Lastly there is endodormancy.
Many deciduous trees, for example like maples, are endodormant during winter. Many evergreen trees, like pines, are endodormant during winter. An endodormant makes a bud and stops growing new leaves. Its old leaves may die, like a maple tree or they may stay alive all winter like the needles on an evergreen tree. For most species of plants that become endodormant for winter it is the length of the day (or night) that causes the bud to be made and usually the bud must experience a certain amount of cold (to signal that winter has arrived and time is passing) before it can start to grow again. Some species of plants (perhaps apple trees) do not use the length of the day but use cold temperatures to cause the bud to be made. And some species of plants have a fixed pattern that causes the bud to be made . The first bud they make as a seedling for the first winter has a certain number of leaves and after those leaves have grown out a new bud is automatically made and growth stops each year.

Going into winter a daylily might be evergrowing and grow new leaves during the winter. It might be ecodormant and not grow new leaves at all or grow new leaves when the temperatures were warm enough and not grow them when the temperatures were too cold. Or it might be endodormant and not grow any new leaves until sometime in the spring. A daylily that is endodormant will not grow new leaves, even if the temperatures are warm enough and everything is right for growing until after it has experienced its signal that winter has passed (usually a certain amount of cold hours of a certain temperature or days).

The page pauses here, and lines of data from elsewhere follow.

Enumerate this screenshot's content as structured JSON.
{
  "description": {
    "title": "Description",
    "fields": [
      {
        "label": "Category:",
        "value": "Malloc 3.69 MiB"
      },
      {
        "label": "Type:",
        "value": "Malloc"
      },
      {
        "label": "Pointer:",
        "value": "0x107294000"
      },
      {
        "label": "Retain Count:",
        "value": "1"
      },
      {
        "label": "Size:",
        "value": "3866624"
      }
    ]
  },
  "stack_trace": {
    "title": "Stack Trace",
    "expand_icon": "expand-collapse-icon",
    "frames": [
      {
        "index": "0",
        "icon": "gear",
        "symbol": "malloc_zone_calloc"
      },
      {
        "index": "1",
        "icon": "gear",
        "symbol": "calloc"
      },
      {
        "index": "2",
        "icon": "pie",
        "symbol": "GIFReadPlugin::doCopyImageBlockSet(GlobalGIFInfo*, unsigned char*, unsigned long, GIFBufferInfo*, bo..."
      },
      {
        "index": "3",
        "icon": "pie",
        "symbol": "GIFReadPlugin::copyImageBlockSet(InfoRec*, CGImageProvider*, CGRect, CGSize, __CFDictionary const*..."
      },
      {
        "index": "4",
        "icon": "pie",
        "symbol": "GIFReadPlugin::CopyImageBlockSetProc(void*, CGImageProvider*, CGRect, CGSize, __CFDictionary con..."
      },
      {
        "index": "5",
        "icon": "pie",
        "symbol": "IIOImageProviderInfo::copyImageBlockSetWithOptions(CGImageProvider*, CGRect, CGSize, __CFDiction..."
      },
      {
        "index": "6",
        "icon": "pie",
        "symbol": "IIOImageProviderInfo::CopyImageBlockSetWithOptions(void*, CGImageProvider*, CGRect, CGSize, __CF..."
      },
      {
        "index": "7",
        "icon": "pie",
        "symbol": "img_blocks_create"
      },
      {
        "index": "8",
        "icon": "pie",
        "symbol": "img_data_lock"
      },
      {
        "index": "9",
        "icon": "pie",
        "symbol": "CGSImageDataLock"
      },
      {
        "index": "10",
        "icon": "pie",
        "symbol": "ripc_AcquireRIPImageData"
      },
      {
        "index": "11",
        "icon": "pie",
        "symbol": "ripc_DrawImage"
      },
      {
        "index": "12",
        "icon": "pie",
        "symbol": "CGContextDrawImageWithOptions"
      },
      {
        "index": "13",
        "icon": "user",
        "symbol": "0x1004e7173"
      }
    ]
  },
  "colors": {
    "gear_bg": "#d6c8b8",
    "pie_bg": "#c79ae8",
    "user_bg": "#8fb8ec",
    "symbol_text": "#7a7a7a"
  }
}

I'm in the North. All daylilies are dormant here during our winters. I have brought daylilies inside the house in mid-October, November and mid-January. Every daylily I have brought inside has started to grow more or less right away. That means that no daylily I have tested is likely to be endodormant - they seem to be only ecodormant. Stout took a number of daylily species and early hybrids into a greenhouse in mid-November in New York. They all grew right away meaning that none of those dayliles were endodormant in November in New York. They also were only ecodormant at that time. He kept them growing and some of them went dormant in the greenhouse. Some of those that went dormant did not grow properly after they started to grow. He put some of those abnormally growing plants in cold storage for a month and after he took them out and gave them warm temperatures they grew normally. Those species and hybrids might be endodormants, but they might also not be endodormants and the abnormal growth might have been due to some other sort of problem.

I have two of the plants that Stout used and I have three of the plants that Watkins wrote about in Gainesville, Florida. I have brought all of these inside into the warmth for winter and the growth of the plants matches what Stout found when he brought his plants inside in November (but none have had abnormal growth). They do not seem to match what Watkins saw in Gainesville. To try to understand why they don't match I need more clues about how daylilies grow in Florida during the winter. Fred has helped enormously and I have asked him another question.

With the information from Fred I may be able to put together a logical answer about the differences in dormancy in daylilies inside here and in Gainesville that I can test next year.